Sarkozy, Hollande, Macron et le zonage national

Alain Badiou avait parfaitement définit les nouvelles stratégies des puissances impérialistes en Afrique et au Proche-Orient.

Considérant qu'il est trop laborieux de piller les autres par l’intermédiaire d’États, de lourdes bureaucraties établis par leur soins dévastateurs, toujours des dictatures explicites ou maquillées en démocraties, les hydres impérialistes ont initié "le zonage" des territoires à spolier.

De quoi s'agit-il ? Piller en douce à la faveur de guerres permanentes entre leurs propres armées et divers groupes qu'ils s’ingénient à faire prospérer (vente d'armes) et se battre entre eux également, les montant les uns contre les autres à partir de provocations de tout type (aggravation de tensions anciennes, de privilèges accordés à l'un et non au voisin....).

C'est la stratégie de la guerre de tous contre tous. Et si la toute puissante armée américaine n'en a toujours pas fini avec les petits talibans d'Afghanistan, c'est aussi parce qu'elle n'a pas intérêt à en sortir.

Parmi ces groupes, on retrouve invariablement les loyalistes des États attaqués, des gens de la population extrémisés par les violences qu'ils ont subies, des ensembles sociétaux, religieux dont les conflits ont été exacerbés par les néo-coloniaux ou profitant de la situation. Il y a en outre des mercenaires officiellement à la solde de ces derniers parfois présentés comme ennemis politiques ou civilisationnels pour des raisons de politique interne, ou véritablement hostiles, œuvrant pour les puissances concurrentes....

En définitif, un chaos guerrier qui justifie la présence éternelle des forces impérialistes, un désordre criminel excepté dans les zones dont il faut retirer les richesses et qui sont sécurisées soit par leurs forces, soit par des mercenaires locaux, encore une fois pour certains désignés, mais c'est un mensonge, comme l’ennemi juré : c'est l'exemple bien connu de Daesh et Lafarge

Il est évident que c'est, pour l'heure toute proportion gardée, la même stratégie que les dernières présidences françaises et leurs gouvernements ont en tête pour nous. Elles souhaitent de la sorte satisfaire leurs objectifs violents de transformation des cultures dans le cadre de toujours plus d'intégration européenne et in fine américaine, de l'écrasement économique du plus grand nombre et de matraquage identitaro-culturel des minorités.

Les oligarchies ont établi leur zonage : l'imposition européenne, ses exigences économico-financières, les réformes structurelles très violentes, consécutives en maints domaines (notamment les privatisations des services publics), l'organisation d'une société active d'indépendants, de contractuels, la fiscalité en faveur des très riches, l'encouragement à l'évasion fiscale, le matraquage fiscal des autres, la réduction des prérogatives de l’État au profit des collectivités locales, la gentrification de la société..

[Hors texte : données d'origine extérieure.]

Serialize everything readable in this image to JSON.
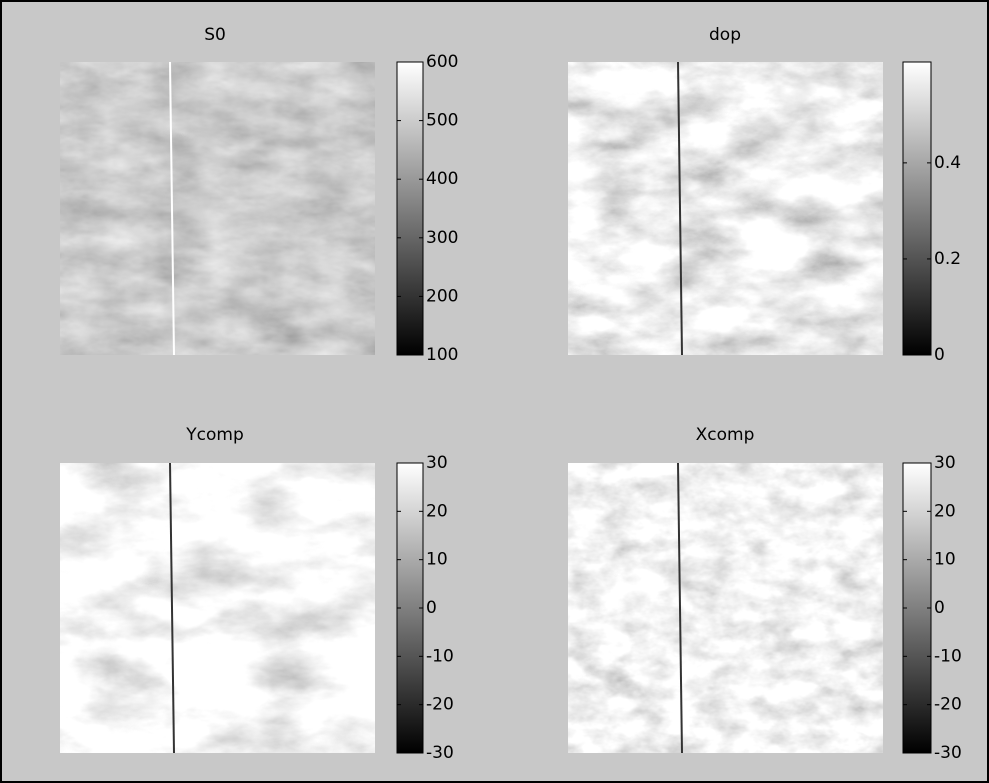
{
  "chart_data": [
    {
      "type": "image",
      "title": "S0",
      "clim": [
        100,
        600
      ],
      "cticks": [
        100,
        200,
        300,
        400,
        500,
        600
      ]
    },
    {
      "type": "image",
      "title": "dop",
      "clim": [
        0,
        0.61
      ],
      "cticks": [
        0,
        0.2,
        0.4
      ]
    },
    {
      "type": "image",
      "title": "Ycomp",
      "clim": [
        -30,
        30
      ],
      "cticks": [
        -30,
        -20,
        -10,
        0,
        10,
        20,
        30
      ]
    },
    {
      "type": "image",
      "title": "Xcomp",
      "clim": [
        -30,
        30
      ],
      "cticks": [
        -30,
        -20,
        -10,
        0,
        10,
        20,
        30
      ]
    }
  ]
}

L’État détient l'exclusivité en matière de violence légale et de forces armées aux ordres. Les failles du genre humain, l'individualisme forcené, le désir de violence, les complexes de supériorité hiérarchique, économique, n'épargnent pas les populations qui en grande partie apportent, malgré les conséquences négatives pour elles-mêmes, leur caution à ses méthodes lors des élections et génèrent les accablantes et violentes divisions sociales, sociétales, culturelles que l'on constate, profitant d'une dépénalisation officieuse, mais réelle de bien de délits.

L’État profite de cette situation pour pratiquer ses politiques injustes et inconséquentes en contenant les réponses sociales et sociétales de manière à ce qu'elles se dirigent non pas contre lui, mais dérivent en conflits populaires.

Et c'est ce que l'on constate lors des grandes grèves et autres blocages, quand bien même ces dernières initiatives peuvent apporter des solutions à l'échelle des entreprises : les oligarchies et l’État sont épargnés, les directions restent en place, les populations entrent en conflit interne. 

Dans le but d'attirer la pitié des puissants, untel empêche le membre de sa famille, son voisin de continuer son quotidien, eux qui n'en pensent pas forcément moins, mais qui ont aussi leurs contraintes. D'autres effraient les gens qui veulent passer et qui paniquent commettant l'irréparable. Les tensions désinhibent les haines culturelles outrancièrement encouragées par les puissants. On en vient à des actes racistes.

C'est pour partie le défouloir d'une violence intra-populaire qui résulte en réalité de l’impossibilité d'atteindre les décideurs et leurs hommes de mains.